There is also his vulnerability and the frank, shameless way he reveals it to the reader. For all of his love of life, he’s also brooding and, as a young man, often awkward around women. Like most young men, he must find ways to compensate for a lack of physical intimacy. Knausgaard describes how he would hide books with pictures of beautiful women in his pants, go the washroom and masturbate. His tortured relationship with his father leaves him desperate for approval and forever insecure about his writing. He persuades himself that he isn’t smart or wise enough to ever be a literary writer. When he’s at dinner parties with his writerly friends he is so intimidated that he often is suddenly quiet and withdrawn and plagued by dark thoughts. It’s this vulnerability with which many readers, despite the book’s recurring flaws, identify.
Related: A Good Life, A Flawed Novel.
He then meets Tonje. Like a school boy, he falls madly in love. By this point in his life, women are drawn to him and he is at ease around them. Tonje is different. He is at once tentative and awkward around her. He doesn’t lust after her, like he did so many other women. Such a feeling is too shallow; doesn’t come close to matching the depth of his love. So they instead get to know each other relatively slowly: they have a magical walk to her home on a cold, snowy night. They have tea as the day dawns. But when he leaves her home he can’t muster the courage to give her a hug, let alone a kiss. Intimacy would have to wait.
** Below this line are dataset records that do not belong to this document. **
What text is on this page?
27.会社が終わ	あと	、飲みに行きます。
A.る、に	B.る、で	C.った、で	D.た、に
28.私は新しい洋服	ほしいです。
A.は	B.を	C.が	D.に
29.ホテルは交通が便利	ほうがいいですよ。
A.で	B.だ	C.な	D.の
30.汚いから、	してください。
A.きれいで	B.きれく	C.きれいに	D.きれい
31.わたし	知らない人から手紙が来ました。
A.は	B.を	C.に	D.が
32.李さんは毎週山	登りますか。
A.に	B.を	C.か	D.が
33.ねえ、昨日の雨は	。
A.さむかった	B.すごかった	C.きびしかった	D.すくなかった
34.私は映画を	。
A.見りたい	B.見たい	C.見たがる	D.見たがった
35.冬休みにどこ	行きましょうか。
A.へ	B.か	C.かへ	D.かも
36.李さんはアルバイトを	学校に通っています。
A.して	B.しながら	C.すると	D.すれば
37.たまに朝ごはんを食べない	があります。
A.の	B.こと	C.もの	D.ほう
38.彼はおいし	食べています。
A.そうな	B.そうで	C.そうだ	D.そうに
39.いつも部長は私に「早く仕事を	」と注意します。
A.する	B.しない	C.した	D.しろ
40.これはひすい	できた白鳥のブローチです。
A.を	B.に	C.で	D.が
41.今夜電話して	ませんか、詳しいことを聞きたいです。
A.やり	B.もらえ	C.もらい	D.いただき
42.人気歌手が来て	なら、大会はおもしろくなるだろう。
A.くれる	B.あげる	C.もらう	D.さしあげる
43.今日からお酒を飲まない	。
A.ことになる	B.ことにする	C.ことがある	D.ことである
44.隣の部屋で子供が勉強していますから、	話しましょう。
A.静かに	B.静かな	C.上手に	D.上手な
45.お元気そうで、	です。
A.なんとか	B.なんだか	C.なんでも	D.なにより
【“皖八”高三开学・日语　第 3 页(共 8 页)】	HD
At this relatively late point in the book it appears as though Knausgaard is changing. He is less self absorbed. He is still writing exclusively about his life, his struggle, but his focus is more on the death of his father, the passage of time and his evolution as a writer. He finally establishes the discipline required to produce a novel. To spend an evening drinking would jeopardize a rhythm he struggled so hard to discover and which was so conducive to prose worthy of praise and publication. So he stays put days and evenings on end to the point that Tonje begins to suffer for it. She wants to be out with him, wants them to together experience the world outside of their little home. He promises that the endless nights spent writing would cease the moment his novel is finished and published. He keeps his word. The novel is published to great acclaim. Normalcy – and happiness – returns to their lives.
The reader’s expectation of Knausgaard’s growth is, at long last, realized. He’s an accomplished writer and happily in love. Doubts, however, persist. Can his contentment possibly be sustained? Will he and Tonje still be together by the book’s end? Or will Knausgaard find a way to sabotage both his and Tonje’s happiness? Is it only a matter of time before he makes another horrible transgression? For all of his new found love and happiness the reader senses Knausgaard’s dark, brooding centre remains intact. For him at least, the light will never extinguish the darkness.